ASB senior economist Mark Smith said the RBNZ’s assessment had a “hawkish tinge”.

“The committee is vigilant to any generalised inflationary pressure and stands ready to act decisively to return inflation to 2 percent over the medium term,” he said.

Smith said the central bank “find themselves in an unenviable position”.

“The safest course of action is to wait until more clarity emerges, which is what the RBNZ appears to have done,” he said.

ASB revised its OCR outlook, forecasting 25 basis point hikes in September and December, with the OCR reaching 3.25 percent by mid-2027.

Other factors continue to drive inflation

Economist Cameron Bagrie told Checkpoint that even if the Middle East conflict was resolved other factors would continue to drive inflation.

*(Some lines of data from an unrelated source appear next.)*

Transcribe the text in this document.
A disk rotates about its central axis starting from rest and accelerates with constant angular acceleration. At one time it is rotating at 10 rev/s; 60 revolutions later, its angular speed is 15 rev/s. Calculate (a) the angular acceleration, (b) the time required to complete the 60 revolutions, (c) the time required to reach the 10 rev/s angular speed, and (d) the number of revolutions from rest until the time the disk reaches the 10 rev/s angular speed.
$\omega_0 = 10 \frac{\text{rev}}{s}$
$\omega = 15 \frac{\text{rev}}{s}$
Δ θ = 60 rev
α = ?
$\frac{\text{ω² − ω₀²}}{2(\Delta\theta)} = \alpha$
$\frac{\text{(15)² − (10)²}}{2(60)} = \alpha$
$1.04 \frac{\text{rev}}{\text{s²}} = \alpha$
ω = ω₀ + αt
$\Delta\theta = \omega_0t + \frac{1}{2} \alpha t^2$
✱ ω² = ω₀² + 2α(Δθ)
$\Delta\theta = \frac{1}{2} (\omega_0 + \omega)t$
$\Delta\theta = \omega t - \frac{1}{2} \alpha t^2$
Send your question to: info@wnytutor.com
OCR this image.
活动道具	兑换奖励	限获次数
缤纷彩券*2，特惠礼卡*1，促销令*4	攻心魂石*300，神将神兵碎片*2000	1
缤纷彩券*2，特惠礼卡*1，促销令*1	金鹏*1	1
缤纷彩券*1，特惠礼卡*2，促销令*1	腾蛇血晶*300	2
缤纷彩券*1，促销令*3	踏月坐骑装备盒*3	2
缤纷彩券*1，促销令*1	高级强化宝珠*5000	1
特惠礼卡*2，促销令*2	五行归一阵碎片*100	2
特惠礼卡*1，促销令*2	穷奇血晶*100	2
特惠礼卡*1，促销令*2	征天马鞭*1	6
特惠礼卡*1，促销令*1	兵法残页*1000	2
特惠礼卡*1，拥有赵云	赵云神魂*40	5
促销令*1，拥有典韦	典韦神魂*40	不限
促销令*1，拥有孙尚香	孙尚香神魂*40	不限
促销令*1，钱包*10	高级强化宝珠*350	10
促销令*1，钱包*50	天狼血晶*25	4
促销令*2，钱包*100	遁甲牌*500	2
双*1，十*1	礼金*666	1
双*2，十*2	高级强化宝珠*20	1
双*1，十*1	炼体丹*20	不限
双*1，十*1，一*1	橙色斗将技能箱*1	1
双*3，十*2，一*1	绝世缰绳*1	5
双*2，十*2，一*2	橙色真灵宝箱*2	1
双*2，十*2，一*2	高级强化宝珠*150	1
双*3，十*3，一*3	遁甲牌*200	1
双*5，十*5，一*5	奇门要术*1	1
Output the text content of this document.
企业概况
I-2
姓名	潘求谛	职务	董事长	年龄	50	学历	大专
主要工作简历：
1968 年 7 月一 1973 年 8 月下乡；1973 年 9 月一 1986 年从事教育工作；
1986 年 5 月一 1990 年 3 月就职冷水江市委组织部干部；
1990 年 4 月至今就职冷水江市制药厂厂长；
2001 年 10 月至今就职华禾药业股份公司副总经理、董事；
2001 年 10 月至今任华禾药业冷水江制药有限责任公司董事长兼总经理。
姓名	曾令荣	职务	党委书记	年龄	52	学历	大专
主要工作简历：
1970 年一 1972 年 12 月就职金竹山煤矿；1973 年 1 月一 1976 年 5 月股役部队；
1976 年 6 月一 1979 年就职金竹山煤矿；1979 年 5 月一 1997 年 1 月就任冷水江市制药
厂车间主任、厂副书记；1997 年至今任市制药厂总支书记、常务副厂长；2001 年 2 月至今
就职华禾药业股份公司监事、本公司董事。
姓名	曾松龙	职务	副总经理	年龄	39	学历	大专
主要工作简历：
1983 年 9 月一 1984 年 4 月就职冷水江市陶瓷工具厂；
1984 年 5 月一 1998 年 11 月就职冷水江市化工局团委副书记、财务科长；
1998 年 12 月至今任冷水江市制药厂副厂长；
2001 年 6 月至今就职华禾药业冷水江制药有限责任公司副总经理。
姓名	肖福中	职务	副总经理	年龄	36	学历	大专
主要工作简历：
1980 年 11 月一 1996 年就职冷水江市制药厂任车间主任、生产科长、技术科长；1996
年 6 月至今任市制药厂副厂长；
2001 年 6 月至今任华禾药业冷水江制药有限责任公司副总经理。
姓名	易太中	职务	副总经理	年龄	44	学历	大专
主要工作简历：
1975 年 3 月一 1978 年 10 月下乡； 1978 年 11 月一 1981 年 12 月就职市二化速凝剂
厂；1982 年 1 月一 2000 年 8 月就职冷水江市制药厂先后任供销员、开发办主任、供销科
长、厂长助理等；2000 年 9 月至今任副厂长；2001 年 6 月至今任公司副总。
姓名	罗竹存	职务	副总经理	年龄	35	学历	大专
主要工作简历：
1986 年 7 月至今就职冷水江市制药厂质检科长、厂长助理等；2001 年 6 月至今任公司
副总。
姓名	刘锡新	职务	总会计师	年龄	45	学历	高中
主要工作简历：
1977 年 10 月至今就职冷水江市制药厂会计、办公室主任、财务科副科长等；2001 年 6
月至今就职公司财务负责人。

He said the ANZ business outlook survey indicated many businesses wanted to pass on price increases.

“Even if we get through this mess that we’ve got globally, I think there’s a simmering inflationary undercurrent there that, given the opportunity, firms are going to try to recoup lost margins when they lost margins over 2024 and 2025, so you use a bit of a shock as an excuse to push up price increases,” he said.

Bagrie said there were also other pressures such as US tariffs which meant that inflation could settle at levels higher than previous targets.

“It looks like we could be in a new normal for inflation, which is not the old normal. The old normal was two percent,” he said.

Bagrie said in terms of fuel supply, he was concerned that the government of Korea was encouraging its citizens to save fuel.

“Korea’s a big input into our supply. They supply about 47 percent of New Zealand fuel. Now, we know there’s an awful lot of stuff on the water at the moment, but that could change pretty quickly,” he said.